Compression force regulates cementoblast mineralization via S1PR1/mitophagy axis

Abstract Orthodontically induced inflammatory root resorption (OIIRR) poses a significant clinical challenge, as excessive orthodontic force shortens tooth longevity by impairing cementoblast‐mediated cementum mineralization and promoting root resorption. Cementoblasts, essential for mineralized cementum formation and resistance to resorption, exhibit altered mechanosensitivity and mechanotransduction under orthodontic force, yet the role of mitophagy in this process remains poorly understood. In this study, we investigated how the S1PR1/mitophagy axis modulates cementoblast mineralization and OIIRR progression. The in vivo orthodontic loading model revealed that heavy compression force triggered OIIRR and impaired cementoblast mineralization along with suppression of mitophagy in cementoblasts by downregulating PINK1 and PARKIN expression.
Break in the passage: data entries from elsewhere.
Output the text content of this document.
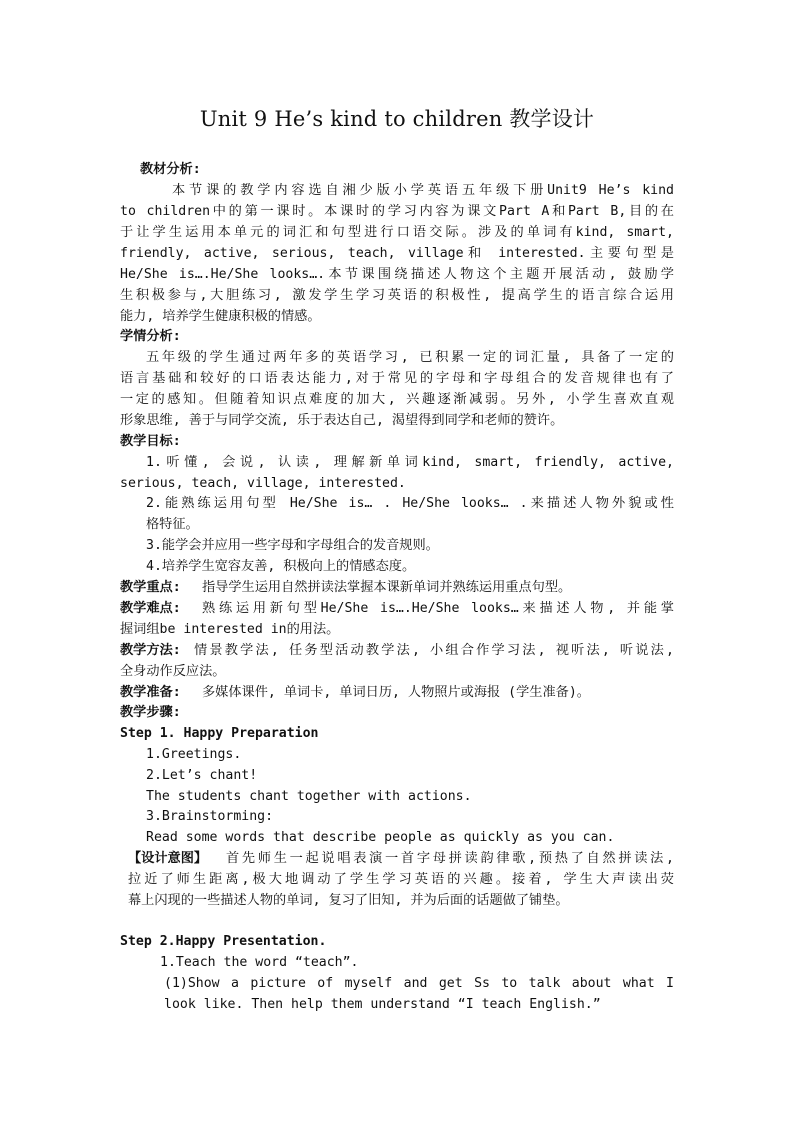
Unit 9 He’s kind to children 教学设计
教材分析:
本节课的教学内容选自湘少版小学英语五年级下册Unit9 He’s kind
to children中的第一课时。本课时的学习内容为课文Part A和Part B,目的在
于让学生运用本单元的词汇和句型进行口语交际。涉及的单词有kind, smart,
friendly, active, serious, teach, village和 interested.主要句型是
He/She is….He/She looks….本节课围绕描述人物这个主题开展活动, 鼓励学
生积极参与,大胆练习, 激发学生学习英语的积极性, 提高学生的语言综合运用
能力, 培养学生健康积极的情感。
学情分析:
五年级的学生通过两年多的英语学习, 已积累一定的词汇量, 具备了一定的
语言基础和较好的口语表达能力,对于常见的字母和字母组合的发音规律也有了
一定的感知。但随着知识点难度的加大, 兴趣逐渐减弱。另外, 小学生喜欢直观
形象思维, 善于与同学交流, 乐于表达自己, 渴望得到同学和老师的赞许。
教学目标:
1.听懂, 会说, 认读, 理解新单词kind, smart, friendly, active,
serious, teach, village, interested.
2.能熟练运用句型 He/She is… . He/She looks… .来描述人物外貌或性
格特征。
3.能学会并应用一些字母和字母组合的发音规则。
4.培养学生宽容友善, 积极向上的情感态度。
教学重点: 指导学生运用自然拼读法掌握本课新单词并熟练运用重点句型。
教学难点: 熟练运用新句型He/She is….He/She looks…来描述人物, 并能掌
握词组be interested in的用法。
教学方法: 情景教学法, 任务型活动教学法, 小组合作学习法, 视听法, 听说法,
全身动作反应法。
教学准备: 多媒体课件, 单词卡, 单词日历, 人物照片或海报 (学生准备)。
教学步骤:
Step 1. Happy Preparation
1.Greetings.
2.Let’s chant!
The students chant together with actions.
3.Brainstorming:
Read some words that describe people as quickly as you can.
【设计意图】 首先师生一起说唱表演一首字母拼读韵律歌,预热了自然拼读法,
拉近了师生距离,极大地调动了学生学习英语的兴趣。接着, 学生大声读出荧
幕上闪现的一些描述人物的单词, 复习了旧知, 并为后面的话题做了铺垫。
Step 2.Happy Presentation.
1.Teach the word “teach”.
(1)Show a picture of myself and get Ss to talk about what I
look like. Then help them understand “I teach English.”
The in vitro experiments further confirmed that heavy compression force increased reactive oxygen species (ROS) levels, disrupted mitochondrial membrane potential (MMP), and inhibited mitophagy in OCCM30 cells, thereby impairing their mineralization capacity. Mechanistically, S1PR1 upregulation activated mitophagy, which in turn restored cementoblast mineralization under heavy compression force. Moreover, pharmacological activation of S1PR1 with SEW2871 alleviated OIIRR in vivo. These findings highlight the pivotal role of the S1PR1/mitophagy axis in maintaining cementoblast function and mineralization under orthodontic force, offering novel insights into the molecular mechanisms underlying OIIRR and suggesting potential therapeutic strategies to prevent OIIRR during orthodontic treatment.